C'est vraiment une très belle initiative des éditions du Félin d'avoir consacré depuis plusieurs années une collection aux témoignages de ceux qui ont pris part activement à la Résistance. On y trouve ainsi les contributions de
Claude Bourdet, Emmanuel D'Astier,
Lucien Neuwirth et tant d'autres. Désormais, ce trésor historique est disponible en poche à l'image du livre de Francis-Louis Colson "Le Temps des passions", paru initialement en 1998 juste avant le décès de ce compagnon de la Libération qui deviendra après-guerre le directeur de l'INSEE.
Même si le sous-titre annonce bizarrement "De
Jean Moulin à la Libération (1943-1944), Closon démarre son témoignage dès juin 1941 lorsque, quittant le continent américain où il poursuivait ses études, il rejoint Londres et la France libre.
Chargé des finances, puis de l'Intérieur au sein du dispositif gaulliste, il piaffe d'impatience à l'idée de retrouver la France occupée pour y jouer un rôle sur le terrain.

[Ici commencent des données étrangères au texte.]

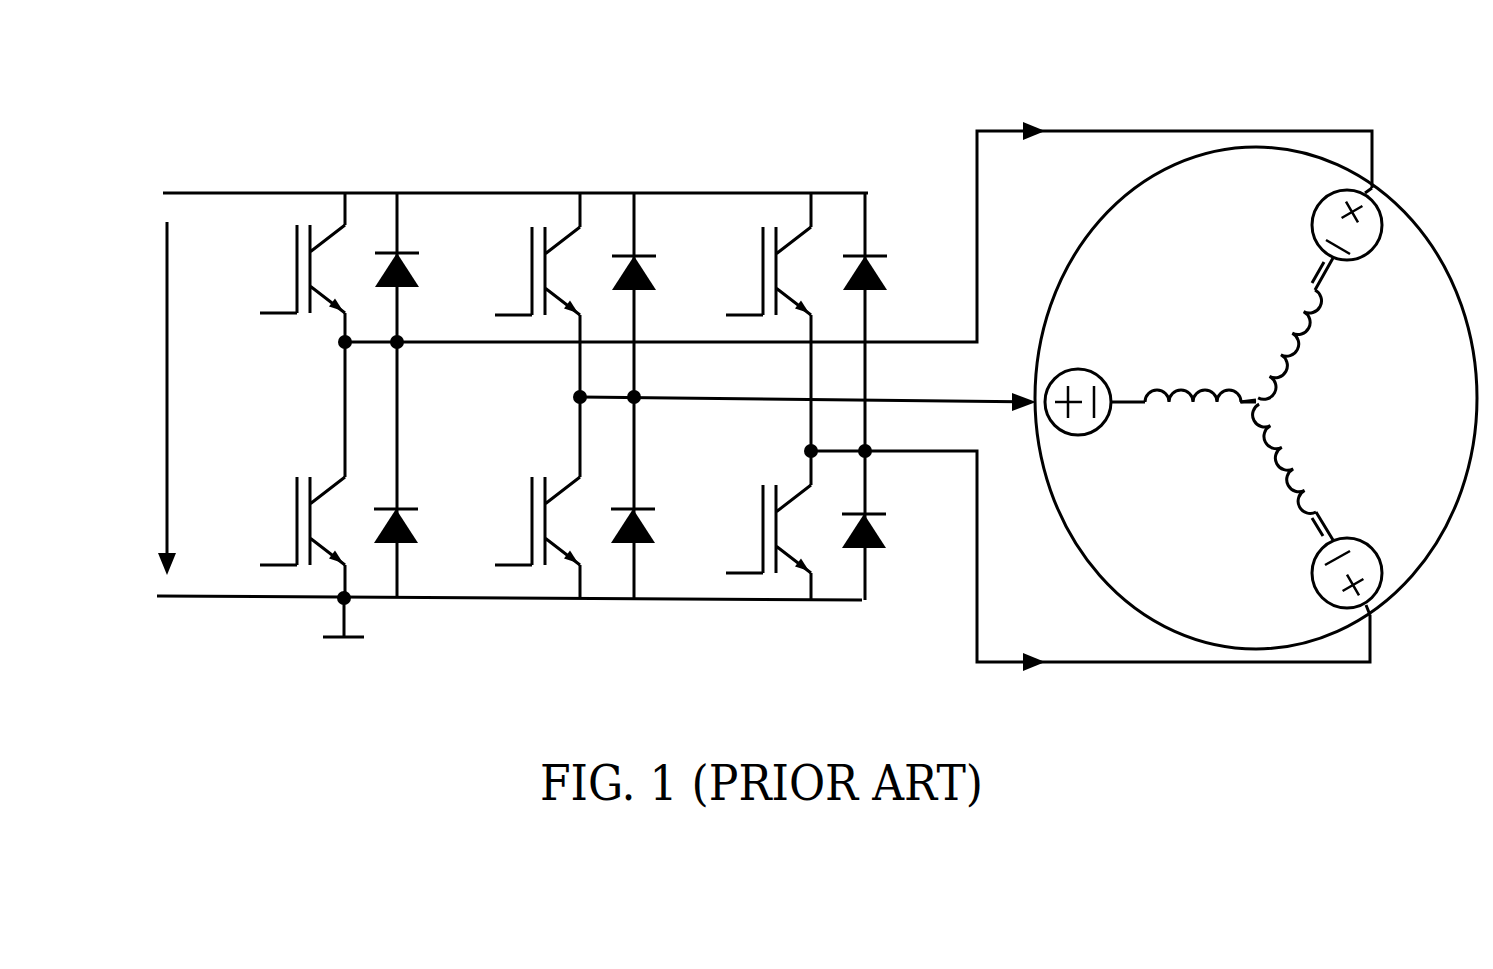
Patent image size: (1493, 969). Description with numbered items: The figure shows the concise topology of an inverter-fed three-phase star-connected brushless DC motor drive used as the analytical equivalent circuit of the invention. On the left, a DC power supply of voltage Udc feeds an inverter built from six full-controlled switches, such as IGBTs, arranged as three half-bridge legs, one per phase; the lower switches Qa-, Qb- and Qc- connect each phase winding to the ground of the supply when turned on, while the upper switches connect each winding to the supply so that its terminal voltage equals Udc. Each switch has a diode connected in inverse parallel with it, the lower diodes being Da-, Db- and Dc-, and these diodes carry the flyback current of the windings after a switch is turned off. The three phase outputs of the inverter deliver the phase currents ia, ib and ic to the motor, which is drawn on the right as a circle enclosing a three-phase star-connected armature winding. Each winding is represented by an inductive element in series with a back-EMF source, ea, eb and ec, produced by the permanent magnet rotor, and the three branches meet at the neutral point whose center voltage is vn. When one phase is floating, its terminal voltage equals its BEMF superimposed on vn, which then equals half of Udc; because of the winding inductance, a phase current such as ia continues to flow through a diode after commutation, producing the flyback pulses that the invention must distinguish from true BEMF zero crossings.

The DC supply voltage Udc is at (181, 398).
The lower switch of phase A Qa- is at (279, 521).
The lower switch of phase B Qb- is at (513, 521).
The lower switch of phase C Qc- is at (748, 529).
The lower diode of phase A Da- is at (406, 500).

Grâce à
André Philip, son voeu sera réalisé en avril 1943. Sa mission le situe aux côtés de Max (
Jean Moulin) lequel se débat, non sans difficultés, pour unifier la Résistance intérieure, imposer la vision du général
De Gaulle à Frenay, D'Astier et autres, les chefs des différents mouvements (Combat, Libération...)
"Dure tâche, commente Colson, pour l'homme sans cesse menacé, que de grouper les tendances opposées, d'apaiser les querelles, de faire du disparate un tout cohérent." D'autant que les egos exacerbés entre en ligne de compte et que les mouvements éprouvent en outre un besoin grandissant de reconnaissance de la part de cette entité lointaine qu'est la France libre. Ce que Colson mesure parfaitement lorsque s'entretenant avec
Claude Bourdet, celui-ci lui lance : "Vous prétendez nous traiter en enfants mineurs". L'adjoint de Frenay met là le doigt sur un des problèmes relationnels majeurs entre les deux entités résistantes.
Moulin ne va cesser de tenter de réduire la fracture. Mais négociateur isolé, il prend les coups souvent injustes de ceux qui étaient aussi mus par des ambitions personnelles (Frenay au premier chef qui ira jusqu'à négocier en secret avec les Américains).
Colson défend avec opiniâtreté
Jean Moulin et lorsqu'en mai 1943, il revient à Londres chargé d'un rapport confidentiel et essentiel de
Jean Moulin à
De Gaulle, il ignore qu'il s'agit d'une sorte de testament puisque l'unificateur de la Résistance devait succomber sous les coups de la Gestapo deux mois plus tard.
Sa mission,
Moulin L avait accomplie et Colson y avait apporté sa quote-part. Son livre est une utile mise au point sur les relations parfois orageuses entre le chef d'orchestre,
De Gaulle à Londres et les exécutants en France occupée. Comme le souligne Colson, "Rares ont été ceux qui ont eu la chance d'avoir pu vivre des deux côtés, de s'intégrer à la Résistance intérieure sans oublier
De Gaulle, aux prises avec le monde". Comme Moulin, Colson fut de ceux-là et son témoignage n'en prend que plus de relief.